Another TED talk has caught my eye. I was alive when Pong was invented, and I clearly remember the transition of computer games from stand-up arcades to the home area (I’m giving away my age here, aren’t I?). I’ve played games for years, though never with the sort of dedication that Jane McGonigal talks about in this talk. However, I have always been a proponent of using games for educational purposes, and saddened and/or disgusted that educational games are not very good games.
McGonigal takes that same idea – taking a game and having it influence real life – a step further. Instead of just affecting one person by educating them, she’s looking at using the positive effects of on-line gaming in the real world to affect entire societies. Cooperation, motivation, confidence, and reward systems in gaming can all be used in the real world to affect how we interact, how we build our culture, manage our economy, etc., etc.

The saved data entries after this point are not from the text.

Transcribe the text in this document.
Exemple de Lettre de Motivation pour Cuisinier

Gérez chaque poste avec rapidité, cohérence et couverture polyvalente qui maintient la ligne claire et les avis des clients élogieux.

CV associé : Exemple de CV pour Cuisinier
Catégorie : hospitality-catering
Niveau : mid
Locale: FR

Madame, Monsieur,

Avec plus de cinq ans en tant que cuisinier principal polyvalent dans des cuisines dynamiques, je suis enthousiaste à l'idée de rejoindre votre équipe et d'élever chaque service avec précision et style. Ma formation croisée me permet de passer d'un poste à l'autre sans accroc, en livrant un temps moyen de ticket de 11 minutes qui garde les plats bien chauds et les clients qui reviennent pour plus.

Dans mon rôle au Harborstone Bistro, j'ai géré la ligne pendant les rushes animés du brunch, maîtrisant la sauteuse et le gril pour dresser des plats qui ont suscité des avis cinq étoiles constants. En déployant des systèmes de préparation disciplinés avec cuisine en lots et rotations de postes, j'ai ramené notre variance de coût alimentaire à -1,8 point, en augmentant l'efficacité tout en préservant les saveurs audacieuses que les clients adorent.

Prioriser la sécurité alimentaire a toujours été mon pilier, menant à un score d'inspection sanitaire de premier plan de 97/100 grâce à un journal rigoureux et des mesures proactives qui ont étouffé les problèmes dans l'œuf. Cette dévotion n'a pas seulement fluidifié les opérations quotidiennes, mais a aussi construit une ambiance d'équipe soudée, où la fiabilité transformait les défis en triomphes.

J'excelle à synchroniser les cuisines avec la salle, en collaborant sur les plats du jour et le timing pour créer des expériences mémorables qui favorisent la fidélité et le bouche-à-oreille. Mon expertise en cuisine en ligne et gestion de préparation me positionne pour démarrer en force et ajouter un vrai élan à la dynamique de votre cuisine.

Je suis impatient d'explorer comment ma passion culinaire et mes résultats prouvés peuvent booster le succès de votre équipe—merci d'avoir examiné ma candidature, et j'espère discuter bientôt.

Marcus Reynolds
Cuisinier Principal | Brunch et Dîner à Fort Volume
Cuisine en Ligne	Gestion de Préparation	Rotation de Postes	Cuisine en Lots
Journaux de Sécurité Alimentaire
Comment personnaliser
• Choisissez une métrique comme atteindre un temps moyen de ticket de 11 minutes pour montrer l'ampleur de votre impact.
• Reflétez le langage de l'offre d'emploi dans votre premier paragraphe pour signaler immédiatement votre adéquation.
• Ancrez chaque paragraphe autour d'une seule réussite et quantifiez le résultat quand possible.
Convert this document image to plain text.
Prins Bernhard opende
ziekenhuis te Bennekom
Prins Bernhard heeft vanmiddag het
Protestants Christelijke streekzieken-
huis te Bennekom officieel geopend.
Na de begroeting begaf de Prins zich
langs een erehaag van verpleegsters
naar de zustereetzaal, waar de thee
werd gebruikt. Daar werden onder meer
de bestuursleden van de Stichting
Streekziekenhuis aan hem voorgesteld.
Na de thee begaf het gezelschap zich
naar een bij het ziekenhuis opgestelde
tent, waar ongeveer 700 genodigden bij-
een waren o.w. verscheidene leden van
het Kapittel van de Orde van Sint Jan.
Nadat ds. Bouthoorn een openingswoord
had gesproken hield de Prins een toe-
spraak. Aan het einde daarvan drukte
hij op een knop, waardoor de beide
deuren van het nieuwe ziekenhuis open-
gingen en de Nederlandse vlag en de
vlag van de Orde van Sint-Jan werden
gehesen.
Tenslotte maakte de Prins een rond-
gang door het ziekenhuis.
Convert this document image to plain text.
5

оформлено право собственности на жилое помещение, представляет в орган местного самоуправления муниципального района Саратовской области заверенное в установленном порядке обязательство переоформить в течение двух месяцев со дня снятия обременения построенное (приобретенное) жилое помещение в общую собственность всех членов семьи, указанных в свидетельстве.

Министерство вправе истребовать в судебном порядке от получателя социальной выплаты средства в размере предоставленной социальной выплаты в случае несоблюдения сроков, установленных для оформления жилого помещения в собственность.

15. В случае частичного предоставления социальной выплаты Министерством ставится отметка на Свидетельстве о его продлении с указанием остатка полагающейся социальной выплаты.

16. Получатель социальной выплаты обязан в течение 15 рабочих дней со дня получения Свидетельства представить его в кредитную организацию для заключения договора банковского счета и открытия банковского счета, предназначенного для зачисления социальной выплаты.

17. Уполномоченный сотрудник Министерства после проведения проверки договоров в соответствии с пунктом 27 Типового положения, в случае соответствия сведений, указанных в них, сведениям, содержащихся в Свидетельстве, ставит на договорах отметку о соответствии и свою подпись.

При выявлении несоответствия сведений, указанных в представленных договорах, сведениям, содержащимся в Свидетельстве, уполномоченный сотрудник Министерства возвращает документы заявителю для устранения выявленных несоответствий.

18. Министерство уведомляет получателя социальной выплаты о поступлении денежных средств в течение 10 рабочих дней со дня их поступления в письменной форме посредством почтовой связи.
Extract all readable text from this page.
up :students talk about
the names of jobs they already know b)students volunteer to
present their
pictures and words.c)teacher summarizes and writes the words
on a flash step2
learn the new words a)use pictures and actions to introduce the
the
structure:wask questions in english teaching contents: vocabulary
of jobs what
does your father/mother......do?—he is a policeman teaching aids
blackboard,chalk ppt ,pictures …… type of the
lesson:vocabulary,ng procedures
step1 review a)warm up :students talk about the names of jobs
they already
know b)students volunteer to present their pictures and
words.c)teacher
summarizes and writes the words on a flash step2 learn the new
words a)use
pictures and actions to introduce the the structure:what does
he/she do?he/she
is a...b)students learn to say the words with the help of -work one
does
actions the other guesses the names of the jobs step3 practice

I know this works on an individual basis. Some years ago I was dating a woman with a son named Chris who had just entered high school. He was a good kid, very smart but diagnosed with ADHD and had a hard time with his studies. Somewhere along the way – possibly thanks to my influence – he started playing an on-line MMORPG, a precursor to World of Warcraft. (I can’t remember which one it was, now – Ultima Online, Asheron’s Call, maybe Everquest – doesn’t really matter.) Anyway, the point is that part of the game play involved managing resources to cast spells in the game. You had to have the right number of spell components, different for each spell, and each one cost different amounts to buy. Keeping track of how much money you had, how much you needed to buy the components, figuring out all the different combinations to make sure you had enough to cast your spells while not filling up your limited storage space, etc. was a continual exercise in mathematics. In the beginning, Chris had to really think hard about calculating all that stuff, but after a few months of playing, he was doing it in his head very quickly, and his math abilities in school got better as a result.
Will this work on a large scale, as McGonigal suggests? I’ll let you be the judge – check out some of the games she talks about in her talk, like Evoke, and let me know what you think.